Abstract

To determine if Alzheimer disease (AD) is associated with aphasic rather than amnestic dementias in certain circumstances related in part to perturbations in different networks. Three groups were investigated: 14 participants suspected of having the neuropathology of AD based on clinically diagnosed amnestic dementia of the Alzheimer type (DAT), 26 individuals with primary progressive aphasia (PPA) with either a positive 18F-florbetapir amyloid PET scan or confirmed AD at autopsy, and 26 neurologically intact controls. The groups were compared using rs-fMRI. Seeds included the left hemisphere inferior frontal gyrus (IFG) for the language network, the left hippocampus for the episodic memory network, and the left posterior cingulate for the default mode network (DMN).
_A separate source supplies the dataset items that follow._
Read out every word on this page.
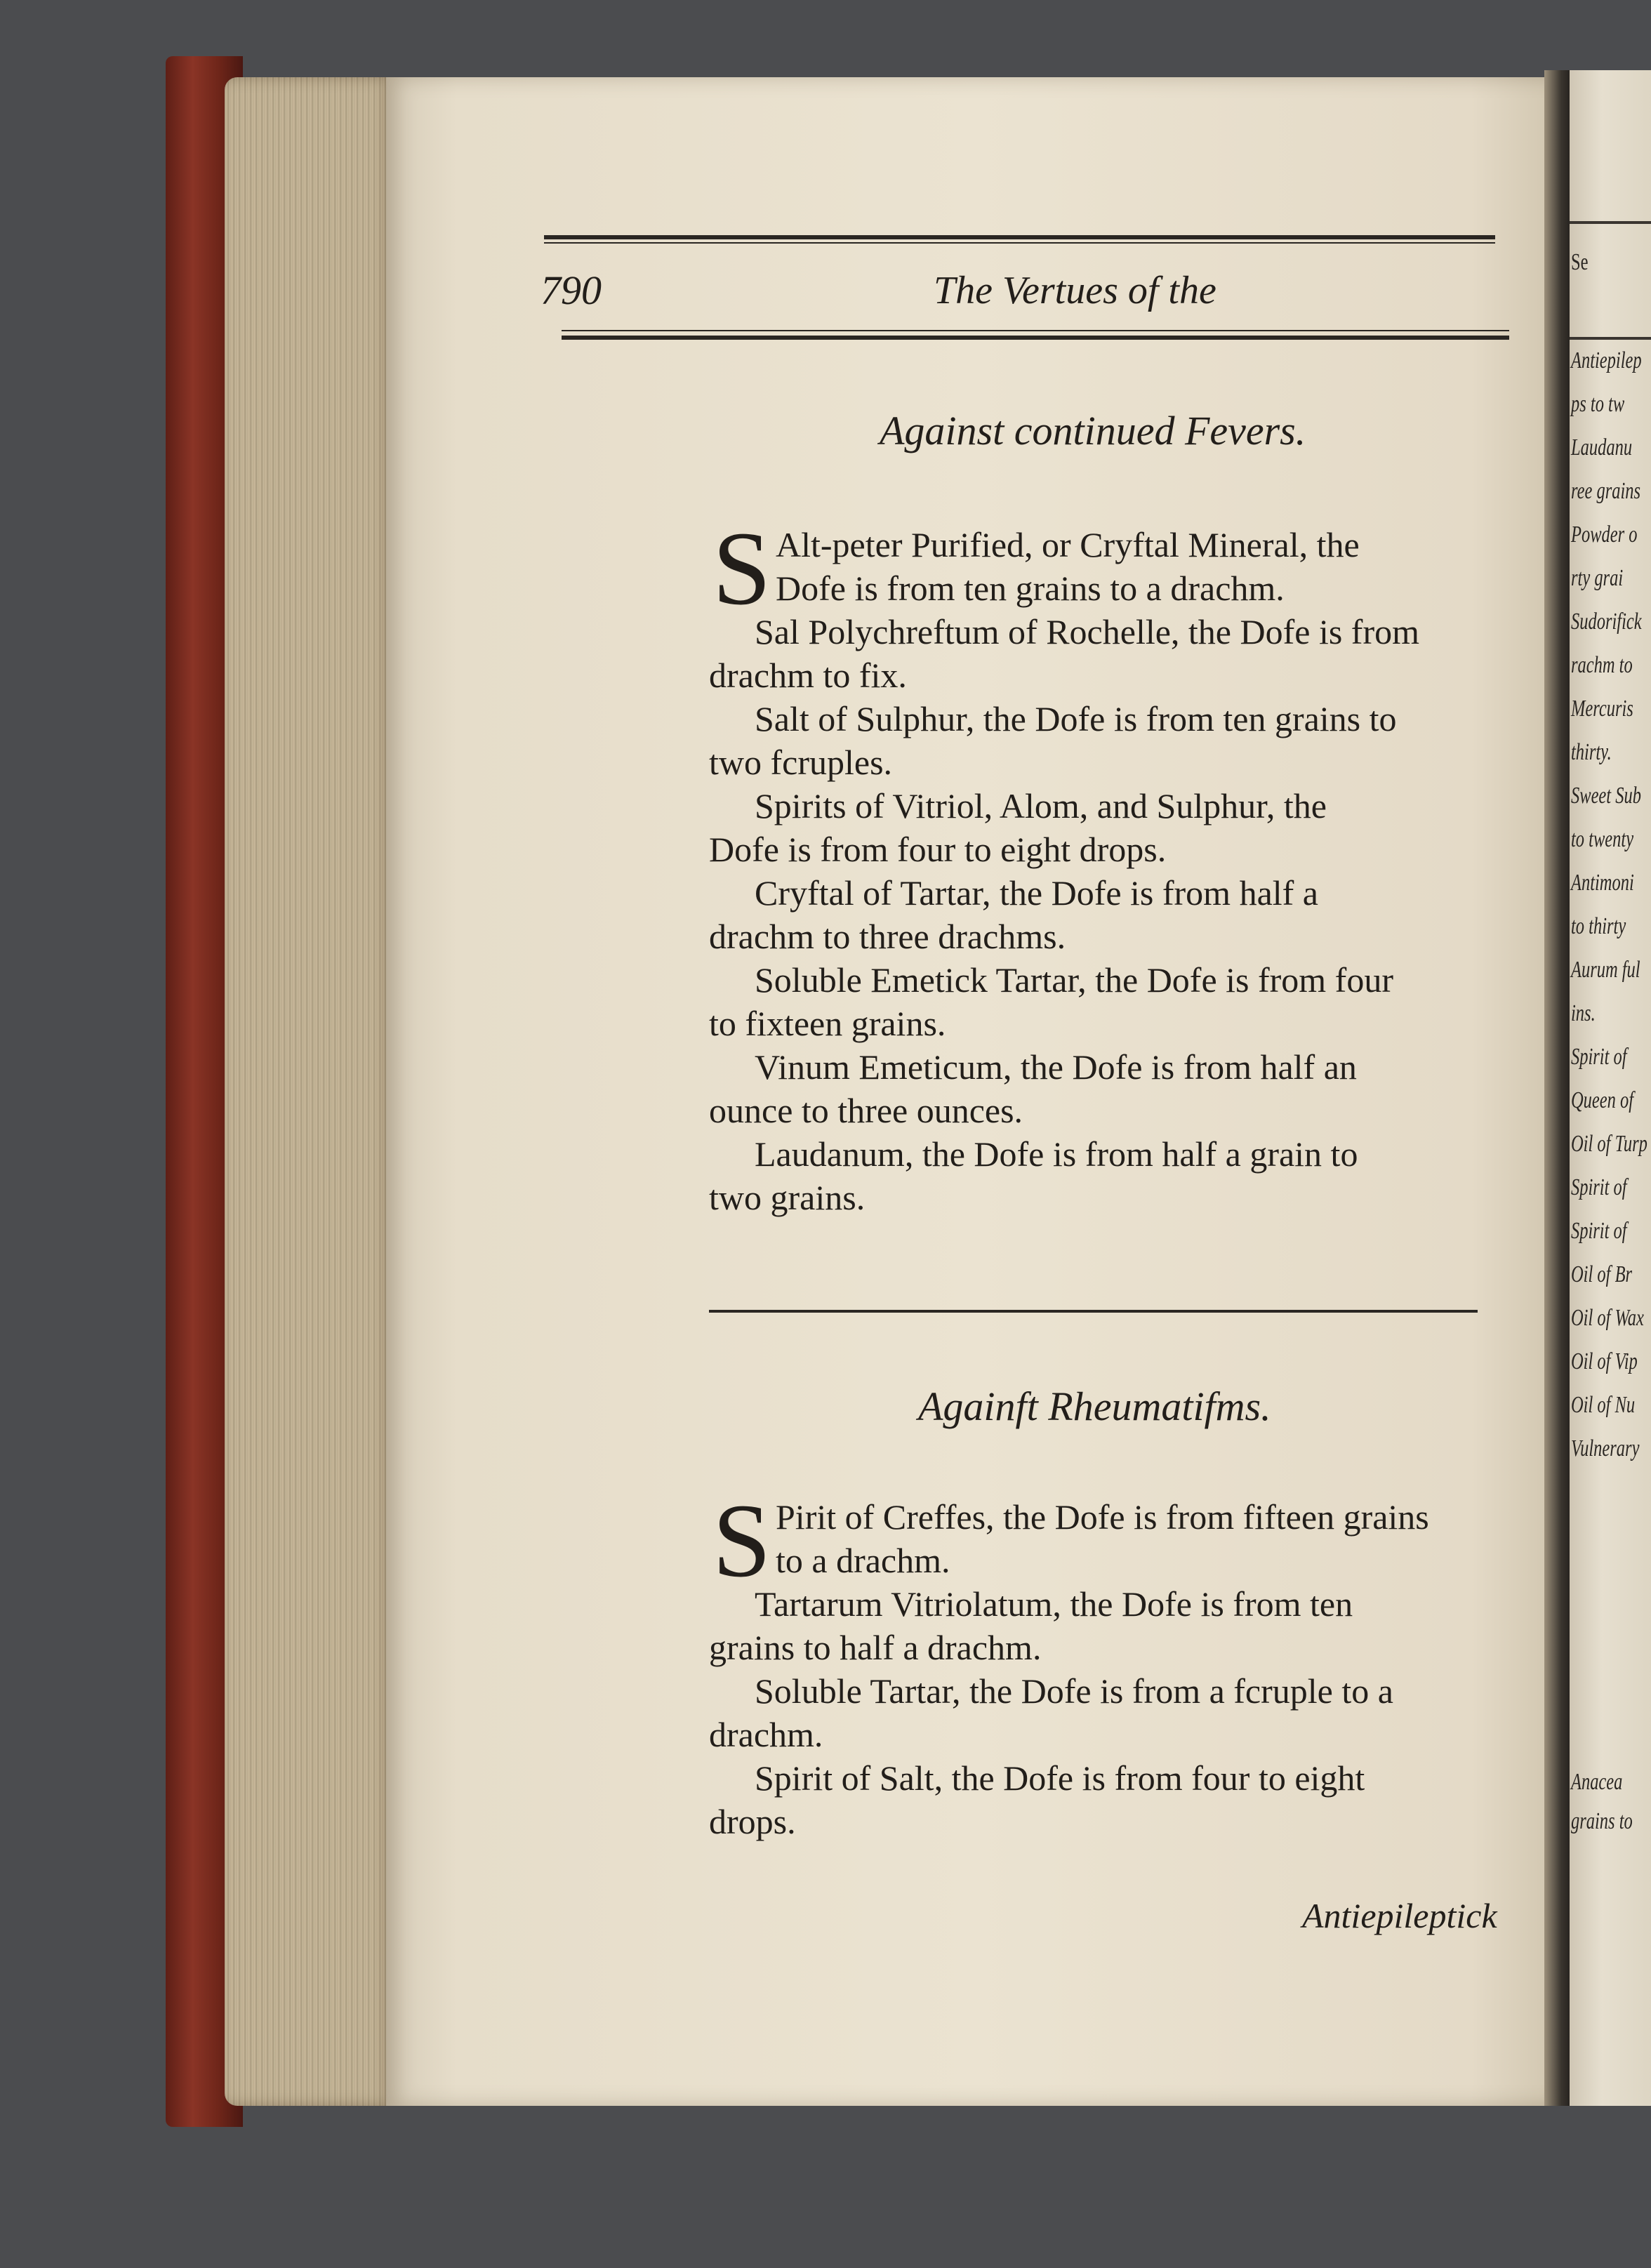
Se
Antiepilep
ps to tw
Laudanu
ree grains
Powder o
rty grai
Sudorifick
rachm to
Mercuris
thirty.
Sweet Sub
to twenty
Antimoni
to thirty
Aurum ful
ins.
Spirit of
Queen of
Oil of Turp
Spirit of
Spirit of
Oil of Br
Oil of Wax
Oil of Vip
Oil of Nu
Vulnerary
Anacea
grains to
790	The Vertues of the
Against continued Fevers.
S Alt-peter Purified, or Cryftal Mineral, the
Dofe is from ten grains to a drachm.
Sal Polychreftum of Rochelle, the Dofe is from
drachm to fix.
Salt of Sulphur, the Dofe is from ten grains to
two fcruples.
Spirits of Vitriol, Alom, and Sulphur, the
Dofe is from four to eight drops.
Cryftal of Tartar, the Dofe is from half a
drachm to three drachms.
Soluble Emetick Tartar, the Dofe is from four
to fixteen grains.
Vinum Emeticum, the Dofe is from half an
ounce to three ounces.
Laudanum, the Dofe is from half a grain to
two grains.
Againft Rheumatifms.
S Pirit of Creffes, the Dofe is from fifteen grains
to a drachm.
Tartarum Vitriolatum, the Dofe is from ten
grains to half a drachm.
Soluble Tartar, the Dofe is from a fcruple to a
drachm.
Spirit of Salt, the Dofe is from four to eight
drops.
Antiepileptick
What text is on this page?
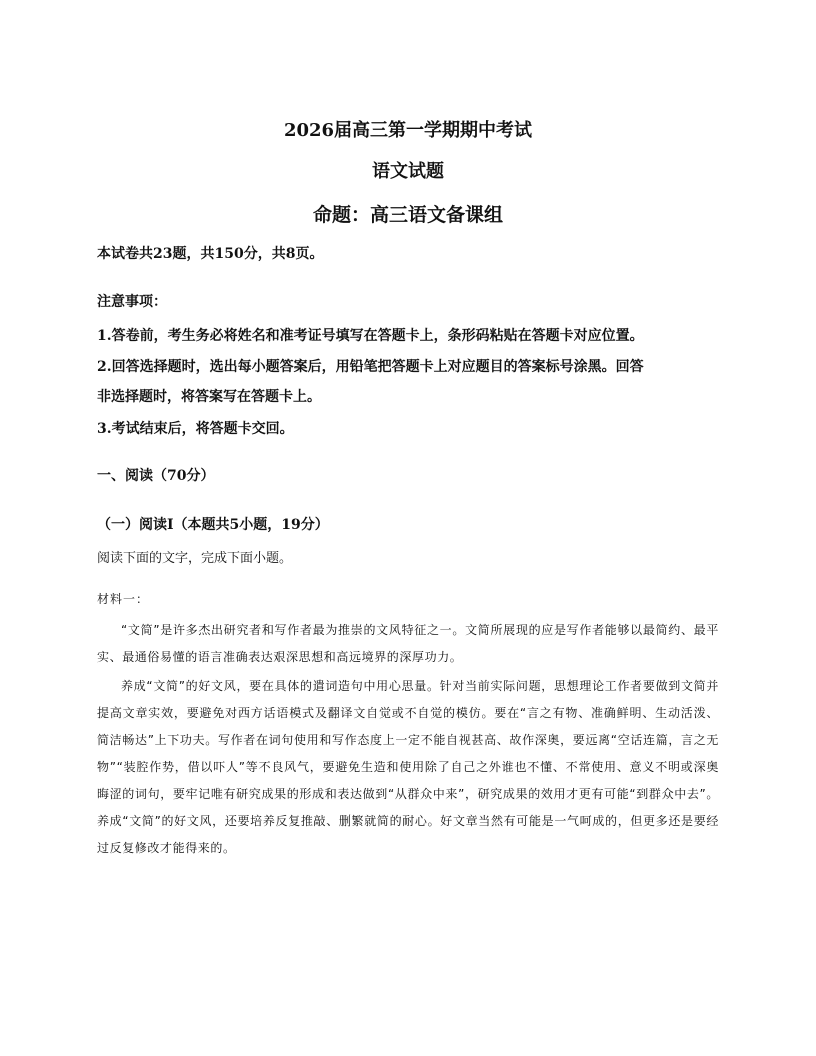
2026届高三第一学期期中考试
语文试题
命题：高三语文备课组
本试卷共23题，共150分，共8页。
注意事项：
1.答卷前，考生务必将姓名和准考证号填写在答题卡上，条形码粘贴在答题卡对应位置。
2.回答选择题时，选出每小题答案后，用铅笔把答题卡上对应题目的答案标号涂黑。回答
非选择题时，将答案写在答题卡上。
3.考试结束后，将答题卡交回。
一、阅读（70分）
（一）阅读Ⅰ（本题共5小题，19分）
阅读下面的文字，完成下面小题。
材料一：

“文简”是许多杰出研究者和写作者最为推崇的文风特征之一。文简所展现的应是写作者能够以最简约、最平实、最通俗易懂的语言准确表达艰深思想和高远境界的深厚功力。

养成“文简”的好文风，要在具体的遣词造句中用心思量。针对当前实际问题，思想理论工作者要做到文简并提高文章实效，要避免对西方话语模式及翻译文自觉或不自觉的模仿。要在“言之有物、准确鲜明、生动活泼、简洁畅达”上下功夫。写作者在词句使用和写作态度上一定不能自视甚高、故作深奥，要远离“空话连篇，言之无物”“装腔作势，借以吓人”等不良风气，要避免生造和使用除了自己之外谁也不懂、不常使用、意义不明或深奥晦涩的词句，要牢记唯有研究成果的形成和表达做到“从群众中来”，研究成果的效用才更有可能“到群众中去”。养成“文简”的好文风，还要培养反复推敲、删繁就简的耐心。好文章当然有可能是一气呵成的，但更多还是要经过反复修改才能得来的。
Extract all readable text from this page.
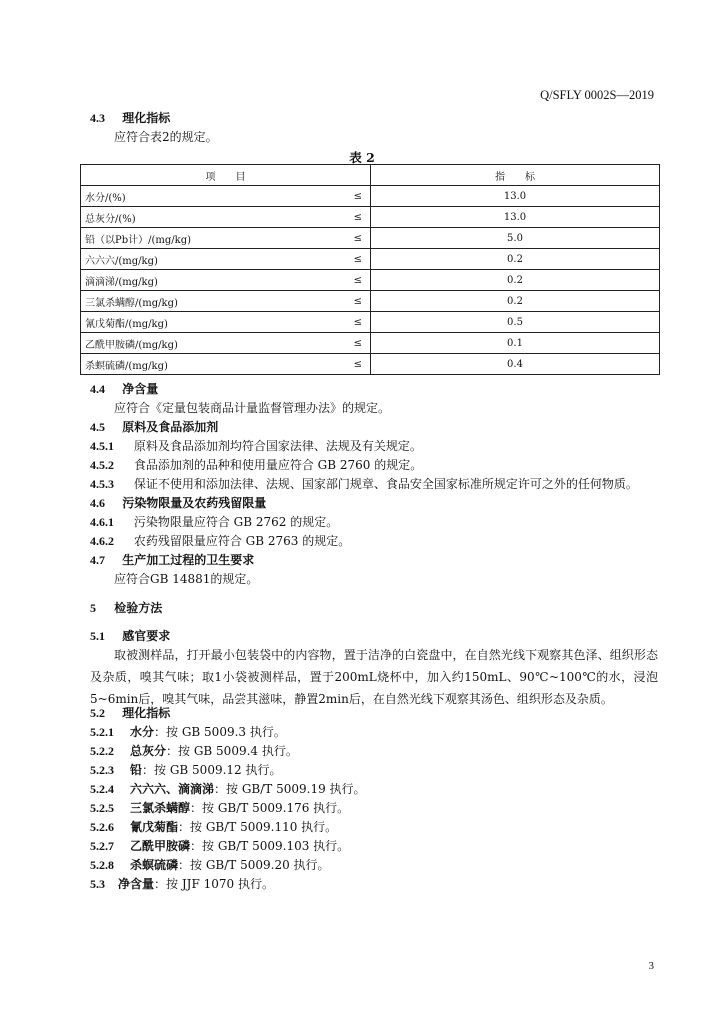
Q/SFLY 0002S—2019
4.3 理化指标
应符合表2的规定。
表 2
项　　目		指　　标
水分/(%)	≤	13.0
总灰分/(%)	≤	13.0
铅（以Pb计）/(mg/kg)	≤	5.0
六六六/(mg/kg)	≤	0.2
滴滴涕/(mg/kg)	≤	0.2
三氯杀螨醇/(mg/kg)	≤	0.2
氰戊菊酯/(mg/kg)	≤	0.5
乙酰甲胺磷/(mg/kg)	≤	0.1
杀螟硫磷/(mg/kg)	≤	0.4
4.4 净含量
应符合《定量包装商品计量监督管理办法》的规定。
4.5 原料及食品添加剂
4.5.1 原料及食品添加剂均符合国家法律、法规及有关规定。
4.5.2 食品添加剂的品种和使用量应符合 GB 2760 的规定。
4.5.3 保证不使用和添加法律、法规、国家部门规章、食品安全国家标准所规定许可之外的任何物质。
4.6 污染物限量及农药残留限量
4.6.1 污染物限量应符合 GB 2762 的规定。
4.6.2 农药残留限量应符合 GB 2763 的规定。
4.7 生产加工过程的卫生要求
应符合GB 14881的规定。
5 检验方法
5.1 感官要求
取被测样品，打开最小包装袋中的内容物，置于洁净的白瓷盘中，在自然光线下观察其色泽、组织形态及杂质，嗅其气味；取1小袋被测样品，置于200mL烧杯中，加入约150mL、90℃~100℃的水，浸泡5~6min后，嗅其气味，品尝其滋味，静置2min后，在自然光线下观察其汤色、组织形态及杂质。
5.2 理化指标
5.2.1 水分：按 GB 5009.3 执行。
5.2.2 总灰分：按 GB 5009.4 执行。
5.2.3 铅：按 GB 5009.12 执行。
5.2.4 六六六、滴滴涕：按 GB/T 5009.19 执行。
5.2.5 三氯杀螨醇：按 GB/T 5009.176 执行。
5.2.6 氰戊菊酯：按 GB/T 5009.110 执行。
5.2.7 乙酰甲胺磷：按 GB/T 5009.103 执行。
5.2.8 杀螟硫磷：按 GB/T 5009.20 执行。
5.3 净含量：按 JJF 1070 执行。
3
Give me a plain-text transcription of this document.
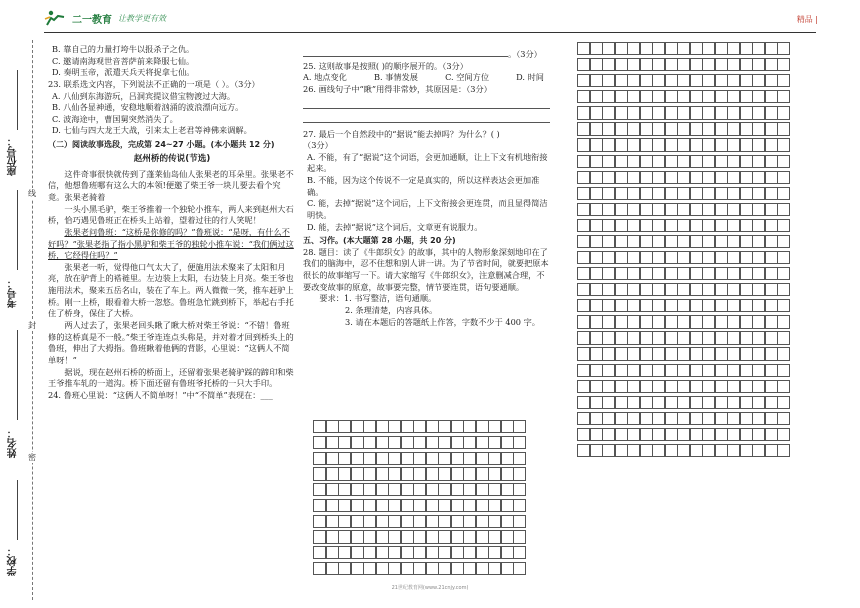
二一教育 让教学更有效	精品 |
座位号：
考号：
姓名：
学校：
线
封
密

B. 靠自己的力量打垮牛以报杀子之仇。

C. 邀请南海观世音菩萨前来降服七仙。

D. 奏明玉帝，派遣天兵天将捉拿七仙。

23. 联系选文内容，下列说法不正确的一项是（ ）。（3分）

A. 八仙到东海游玩，吕洞宾提议借宝物渡过大海。

B. 八仙各显神通，安稳地顺着汹涌的波浪漂向远方。

C. 波海途中，曹国舅突然消失了。

D. 七仙与四大龙王大战，引来太上老君等神佛来调解。

（二）阅读故事选段，完成第 24~27 小题。(本小题共 12 分)

赵州桥的传说(节选)

这件奇事很快就传到了蓬莱仙岛仙人张果老的耳朵里。张果老不信，他想鲁班哪有这么大的本领!便邀了柴王爷一块儿要去看个究竟。张果老骑着

一头小黑毛驴，柴王爷推着一个独轮小推车，两人来到赵州大石桥，恰巧遇见鲁班正在桥头上站着，望着过往的行人笑呢！

张果老问鲁班：“这桥是你修的吗？”鲁班说：“是呀，有什么不好吗？”张果老指了指小黑驴和柴王爷的独轮小推车说：“我们俩过这桥，它经得住吗？”

张果老一听，觉得他口气太大了，便施用法术聚来了太阳和月亮，放在驴背上的褡裢里。左边装上太阳，右边装上月亮。柴王爷也施用法术，聚来五岳名山，装在了车上。两人微微一笑，推车赶驴上桥。刚一上桥，眼看着大桥一忽悠。鲁班急忙跳到桥下，举起右手托住了桥身，保住了大桥。

两人过去了，张果老回头瞅了瞅大桥对柴王爷说：“不错！鲁班修的这桥真是不一般。”柴王爷连连点头称是，并对着才回到桥头上的鲁班，伸出了大拇指。鲁班瞅着他俩的背影，心里说：“这俩人不简单呀！”

据说，现在赵州石桥的桥面上，还留着张果老骑驴踩的蹄印和柴王爷推车轧的一道沟。桥下面还留有鲁班爷托桥的一只大手印。

24. 鲁班心里说：“这俩人不简单呀！”中“不简单”表现在：___

。（3分）

25. 这则故事是按照( )的顺序展开的。（3分）

A. 地点变化	B. 事情发展	C. 空间方位	D. 时间

26. 画线句子中“瞅”用得非常妙，其原因是：（3分）

27. 最后一个自然段中的“据说”能去掉吗？为什么？( )

（3分）

A. 不能，有了“据说”这个词语，会更加通顺，让上下文有机地衔接起来。

B. 不能，因为这个传说不一定是真实的，所以这样表达会更加准确。

C. 能，去掉“据说”这个词后，上下文衔接会更连贯，而且显得简洁明快。

D. 能，去掉“据说”这个词后，文章更有说服力。

五、习作。(本大题第 28 小题，共 20 分)

28. 题目：读了《牛郎织女》的故事，其中的人物形象深刻地印在了我们的脑海中，忍不住想和别人讲一讲。为了节省时间，就要把原本很长的故事缩写一下。请大家缩写《牛郎织女》，注意删减合理，不要改变故事的原意，故事要完整，情节要连贯，语句要通顺。

要求：1. 书写整洁，语句通顺。

2. 条理清楚，内容具体。

3. 请在本题后的答题纸上作答，字数不少于 400 字。

21世纪教育网(www.21cnjy.com)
Greater connectivity perturbations were found from the hippocampus for the DAT group and from the IFG for the PPA group. Furthermore, connectivity alterations in the PPA group were more asymmetric and favored the language-dominant left hemisphere. Loss of connectivity from the DMN seed was of a similar magnitude in the PPA and DAT groups. Despite the presumptive common underlying neuropathology of amyloid plaques and neurofibrillary tangles, the 2 groups displayed 2 different patterns of network perturbation, each concordant with the clinical presentation and the anatomy of neurodegeneration.